Le jeune Bernard Profitendieu fuit la rigueur et les mensonges du milieu familial, et demandant son aide à son ami Olivier, devient le secrétaire de l’oncle d’Olivier, Édouard, qui travaille à un roman, Les Faux-Monnayeurs. Olivier rencontre un écrivain douteux, Passavant. Georges, le jeune frère d’Olivier, est entraîné dans une société secrète, qui pousse au suicide le jeune Boris. Vincent, le grand frère d’Olivier, quitte Laura, et part avec Lady Grigffith, une femme douteuse, qu’il finit par tuer. Édouard réussit à soustraire Olivier à l’influence pernicieuse de Passavant, et Bernard, après quelques aventures plus ou moins décevantes, rentre dans son foyer.
Les enfants et adolescents de ce roman ont en eux un violent désir d’amour et d’émancipation. Ce désir légitime est en fait périlleux. Les aventures sombres où se hasardent ces jeunes personnages en sont le signe manifeste. Le monde des adultes n’est guère rassurant. L’aveuglement des uns, les mensonges des autres, la méchanceté enfin, tout serait bien noir sans la générosité et la lucidité d’Édouard, dont la sensibilité homosexuelle offre un utile réconfort à ses jeunes amis.
Voilà, pour Gide, le seul roman qu’il ait jamais écrit, toutes les narrations précédentes étant pour lui des récits ou des soties, dont la construction linéaire s’oppose à la composition polyphonique qu’exige à ses yeux le roman. Ce roman présente en effet des points de vue divers, tout en privilégiant celui d’Édouard. La construction très complexe est remarquable. Les miroirs et faux reflets sont légion. Le titre de Gide, par exemple, évoque celui du roman d’Édouard, qui lui-même, sans le vouloir, renvoie à cette bande de faux-monnayeurs de l’intrigue, qui n’en sont pas vraiment.

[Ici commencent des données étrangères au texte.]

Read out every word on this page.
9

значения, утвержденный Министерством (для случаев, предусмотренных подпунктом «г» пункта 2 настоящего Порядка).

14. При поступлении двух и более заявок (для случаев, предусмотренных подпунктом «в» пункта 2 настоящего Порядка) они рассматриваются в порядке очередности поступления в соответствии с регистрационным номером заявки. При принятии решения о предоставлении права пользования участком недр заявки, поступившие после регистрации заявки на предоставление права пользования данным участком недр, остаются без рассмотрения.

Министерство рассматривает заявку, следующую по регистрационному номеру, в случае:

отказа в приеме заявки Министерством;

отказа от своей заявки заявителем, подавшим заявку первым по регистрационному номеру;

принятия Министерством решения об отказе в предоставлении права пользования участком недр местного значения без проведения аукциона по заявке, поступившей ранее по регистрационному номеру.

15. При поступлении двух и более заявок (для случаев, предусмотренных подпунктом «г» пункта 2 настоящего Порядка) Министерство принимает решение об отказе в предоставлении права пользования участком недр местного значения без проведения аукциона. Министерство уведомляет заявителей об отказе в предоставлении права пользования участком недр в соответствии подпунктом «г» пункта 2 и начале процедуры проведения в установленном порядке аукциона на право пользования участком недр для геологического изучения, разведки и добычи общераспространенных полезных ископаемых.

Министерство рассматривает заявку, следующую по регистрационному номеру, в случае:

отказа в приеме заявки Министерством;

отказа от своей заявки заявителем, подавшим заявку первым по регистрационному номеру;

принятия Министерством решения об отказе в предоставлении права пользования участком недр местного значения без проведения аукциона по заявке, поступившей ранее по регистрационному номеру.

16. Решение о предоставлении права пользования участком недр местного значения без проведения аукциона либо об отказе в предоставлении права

Cet enchâssement est une mise en abyme, qui fait de l’expérience avortée d’Édouard le négatif du roman achevé de Gide. Mieux, les étapes du roman, la libération de Bernard, les tentations d’Olivier, les malheurs de la fin, et le retour vers Édouard figurent l’itinéraire d’André Gide, la libération des Nourritures, les tentations des Caves du Vatican, et le retour à la sagesse des Faux-Monnayeurs, pour boucler la boucle. En outre, l’itinéraire de cette œuvre, qui reprend celui des œuvres précédentes, est aussi le chemin que suit toute création romanesque* selon Gide. Ainsi les trois niveaux de ce roman doublement allégorique font-ils des Faux-Monnayeurs un moment capital de l’histoire du genre, ce dont le Journal des Faux-Monnayeurs apporte encore la confirmation.